26 Samserai, Seharja, Athalja,
27 Jaeresja, Elia und Sichri; das sind Kinder Jerohams.
28 Das sind die Häupter der Väter ihrer Geschlechter, die wohneten zu Jerusalem.
29 Aber zu Gibeon wohnete der Vater Gibeons; und sein Weib hieß Maecha.
30 Und sein erster Sohn war Abdon, Zur, Kis, Baal, Nadab,
31 Gedor, Ahjo und Secher.
32 Mikloth aber zeugete Simea; und sie wohneten gegen ihren Brüdern zu Jerusalem mit ihnen.
33 Ner zeugete Kis. Kis zeugete Saul. Saul zeugete Jonathan, Malchisua, Abinadab und Esbaal.
34 Der Sohn aber Jonathans war Meribaal. Meribaal zeugete Micha.
35 Die Kinder Michas waren: Pithon, Melech, Thaerea und Ahas.
36 Ahas aber zeugete Joadda. Joadda zeugete Alemeth, Asmaveth und Simri.
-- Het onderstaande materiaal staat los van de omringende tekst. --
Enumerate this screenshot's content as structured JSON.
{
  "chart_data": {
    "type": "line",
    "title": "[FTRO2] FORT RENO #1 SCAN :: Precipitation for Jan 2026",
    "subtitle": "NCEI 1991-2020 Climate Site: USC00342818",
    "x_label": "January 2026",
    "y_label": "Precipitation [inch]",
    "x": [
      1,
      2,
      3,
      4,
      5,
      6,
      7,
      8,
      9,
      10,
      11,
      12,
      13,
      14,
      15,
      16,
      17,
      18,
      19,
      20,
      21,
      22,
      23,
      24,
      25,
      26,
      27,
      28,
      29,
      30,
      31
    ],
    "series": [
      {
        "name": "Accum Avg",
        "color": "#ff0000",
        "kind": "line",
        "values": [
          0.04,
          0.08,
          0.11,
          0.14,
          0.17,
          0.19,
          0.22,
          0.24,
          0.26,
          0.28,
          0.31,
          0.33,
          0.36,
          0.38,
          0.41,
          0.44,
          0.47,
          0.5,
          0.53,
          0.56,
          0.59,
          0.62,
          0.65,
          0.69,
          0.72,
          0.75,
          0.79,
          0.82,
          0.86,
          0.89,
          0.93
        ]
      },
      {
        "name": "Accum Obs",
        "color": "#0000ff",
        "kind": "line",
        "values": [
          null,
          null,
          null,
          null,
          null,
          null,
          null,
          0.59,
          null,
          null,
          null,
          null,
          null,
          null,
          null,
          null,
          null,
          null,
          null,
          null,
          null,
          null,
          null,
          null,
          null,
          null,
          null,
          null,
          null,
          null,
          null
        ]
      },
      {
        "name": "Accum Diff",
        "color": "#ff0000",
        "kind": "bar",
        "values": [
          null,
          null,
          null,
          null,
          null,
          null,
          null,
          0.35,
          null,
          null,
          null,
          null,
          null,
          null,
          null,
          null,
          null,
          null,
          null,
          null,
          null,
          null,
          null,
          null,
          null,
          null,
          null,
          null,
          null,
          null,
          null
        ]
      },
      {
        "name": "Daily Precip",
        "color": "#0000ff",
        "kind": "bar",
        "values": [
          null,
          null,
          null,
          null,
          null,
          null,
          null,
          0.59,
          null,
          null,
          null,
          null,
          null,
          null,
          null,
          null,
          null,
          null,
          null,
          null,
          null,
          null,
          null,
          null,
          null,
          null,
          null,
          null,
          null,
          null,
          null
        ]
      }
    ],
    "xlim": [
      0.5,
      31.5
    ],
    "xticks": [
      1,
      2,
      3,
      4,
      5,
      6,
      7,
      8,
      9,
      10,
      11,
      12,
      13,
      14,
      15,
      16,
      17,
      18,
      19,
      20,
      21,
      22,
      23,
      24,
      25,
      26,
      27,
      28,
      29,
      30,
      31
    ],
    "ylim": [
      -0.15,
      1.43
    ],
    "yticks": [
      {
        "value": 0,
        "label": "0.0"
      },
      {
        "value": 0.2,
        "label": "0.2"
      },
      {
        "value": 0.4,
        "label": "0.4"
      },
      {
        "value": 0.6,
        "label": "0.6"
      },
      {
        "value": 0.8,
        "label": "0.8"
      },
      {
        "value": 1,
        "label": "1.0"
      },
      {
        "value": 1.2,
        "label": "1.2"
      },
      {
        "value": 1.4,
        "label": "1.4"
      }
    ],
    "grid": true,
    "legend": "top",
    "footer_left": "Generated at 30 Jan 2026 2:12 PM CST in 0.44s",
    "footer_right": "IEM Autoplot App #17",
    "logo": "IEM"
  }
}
Simri zeugete Moza.
37 Moza zeugete Binea; des Sohn war Rapha; des Sohn war Eleasa; des Sohn war Azel.
38 Azel aber hatte sechs Söhne, die hießen: Esrikam, Bochru, Jesmael, Searja, Obadja, Hanan. Die waren alle Söhne Azels.
39 Die Kinder Eseks, seines Bruders, waren: Ulam, sein erster Sohn, Jeus der andere, Eliphelet der dritte.
40 Die Kinder aber Ulams waren gewaltige Leute und geschickt mit Bogen; und hatten viele Söhne und Sohnes Söhne, hundertundfünfzig. Die sind alle von den Kindern Benjamins.